Sep 4,2019 / News / Legal Brief

By Rudolph Raath, Director and Megan Livingstone


How long does a firm remain at risk after having ceased contravening the Competition Act 89 of 1998 (“the Competition Act“)?

The starting point is section 67(1): “A complaint in respect of a prohibited practice that ceased more than three years before the complaint was initiated may not be referred to the Competition Tribunal”. Simple as it may seem, this is one of the issues the Competition Appeal Court (“CAC“) recently had to grapple with in the Pickfords matter.

Here, multiple furniture removal companies were accused of tendering collusively by providing “cover quotes” to customers at elevated prices so as to create an illusion of competition when they were really favouring the acceptance of a fellow cartel member’s quote.  The Competition Commission (“Commission“) had initiated two complaints: in November 2010 (“first initiation“) and in June 2011 (“second initiation“). Pickfords was only identified in the second initiation, whereafter it was prosecuted for numerous instances of collusive tendering as self-standing complaints. Twenty of these happened more than three years before the second initiation. Pickfords relied on section 67(1) to challenge the inclusion of these instances in the complaint. The Commission countered that the three years should only run once it acquires knowledge of the collusion. The Commission also argued that it was wrong to use the second initiation’s date as it was a mere amendment of the first initiation, so that the three year time period extended back to much earlier. We highlight four aspects of the CAC’s decision:


The Prescription Act 68 of 1969 requires the creditor to have knowledge of the identity of the debtor and the facts giving rise to the debt, before the prescription period starts running.
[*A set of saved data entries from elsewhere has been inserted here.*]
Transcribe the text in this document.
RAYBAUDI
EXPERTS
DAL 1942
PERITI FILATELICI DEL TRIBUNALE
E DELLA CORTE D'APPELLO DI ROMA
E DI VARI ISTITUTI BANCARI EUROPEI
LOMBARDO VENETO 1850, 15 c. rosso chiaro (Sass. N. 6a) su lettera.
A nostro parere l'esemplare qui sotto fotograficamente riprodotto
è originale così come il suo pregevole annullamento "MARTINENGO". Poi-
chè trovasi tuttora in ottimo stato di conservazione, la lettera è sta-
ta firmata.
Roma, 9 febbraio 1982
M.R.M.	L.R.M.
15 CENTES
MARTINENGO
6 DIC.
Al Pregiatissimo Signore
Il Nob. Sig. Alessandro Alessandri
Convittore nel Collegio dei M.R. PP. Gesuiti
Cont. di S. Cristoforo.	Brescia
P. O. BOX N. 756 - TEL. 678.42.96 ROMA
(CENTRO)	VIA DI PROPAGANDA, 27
By contrast, section 67(1) of the Competition Act applies a lower threshold, requiring only reasonable suspicion for a complaint initiation. The section intends to bar investigations into conduct that ceased an appreciable time ago and no longer endangers the public, regardless of whether the Commission had knowledge thereof. Section 67(1) thus creates a limitation or expiry period. It is also not possible to condone an initiation outside this period as the Competition Act does not confer the power of condoning a late initiation. Thus the three year period is fixed and runs from the date that the effect of the offending conduct ceased.


The Commission elected to prosecute each tender as a separate case of collusion and not as part of one over-arching practice by Pickfords and its competitors. The CAC first criticised this approach, indicating that a “prohibited practice” in section 67(1) include ongoing conduct and that it would be inappropriate to break such conduct down and prosecute each manifestation thereof as a self-standing contravention. The CAC nonetheless proceeded to treat each complaint separately for purposes of applying the three year limitation or expiry period. The apparent contradiction seems to flow from the fact that Pickfords‘ exception did not take issue with the Commission’s multiplication of complaints.

This situation demonstrates the conundrum facing a firm that is prosecuted separately for each instance of cartel conduct even though they were all occasioned by the same overarching collusive arrangement. Where some incidents fall outside and others inside the three year period, a careful weighing will be required of the advantages and disadvantages of (a) insisting on a consolidation of such overlapping complaints or (b) agreeing to defend them separately: Fragmenting the conduct into multiple complaints exposes a firm to multiple fines, potentially threatening the firm’s continued existence. However, the downside of treating all incidents as a single, combined complaint is that incidents that precede the complaint initiation by more than three years will be taken into account as part of the over-arching cartel conduct. This will extend the contravention period, which extension will have a multiplying effect on the penalty calculation.


This issue turned out to be a red herring. Whilst the CAC agreed with the Commission that the second initiation constituted an amendment of the first, and not a separate initiation, it still held that the section 67(1) clock only stopped on the date of the second initiation. The reason for this is that Pickfords was not mentioned in the first initiation and its alleged collusion was only discovered later. This despite the CAC’s confirmation that after a complaint is initiated, its investigation may well reveal participation by more participants than originally identified.


Ordinarily an exception is concerned only with the facts as alleged by the Commission in its referral and requires a decision on whether or not the alleged facts, if proved, would constitute a contravention. If not, the Commission is often ordered to provide further particulars to cure its deficient case. Curiously, however, the outcome of this “exception” was that both parties were directed to state when the last payment was received for each tender (from which the three year period would then apply).  As a result, the proceedings appear to have amounted to a “separation of issues” (deferring a consideration of the merits of the complaints) rather than an exception in the ordinary sense.


The three year period in section 67(1) creates a hard and fast rule against the prosecution of historic cartel conduct. This means that where it is alleged that the same cartel colluded on multiple occasions over a long period of time, section 67(1) may serve to prevent the individual prosecution of earlier incidents. This is one of the factors an alleged cartelist has to weigh when deciding whether or not to insist on having all incidents of alleged collusion prosecuted collectively rather than individually.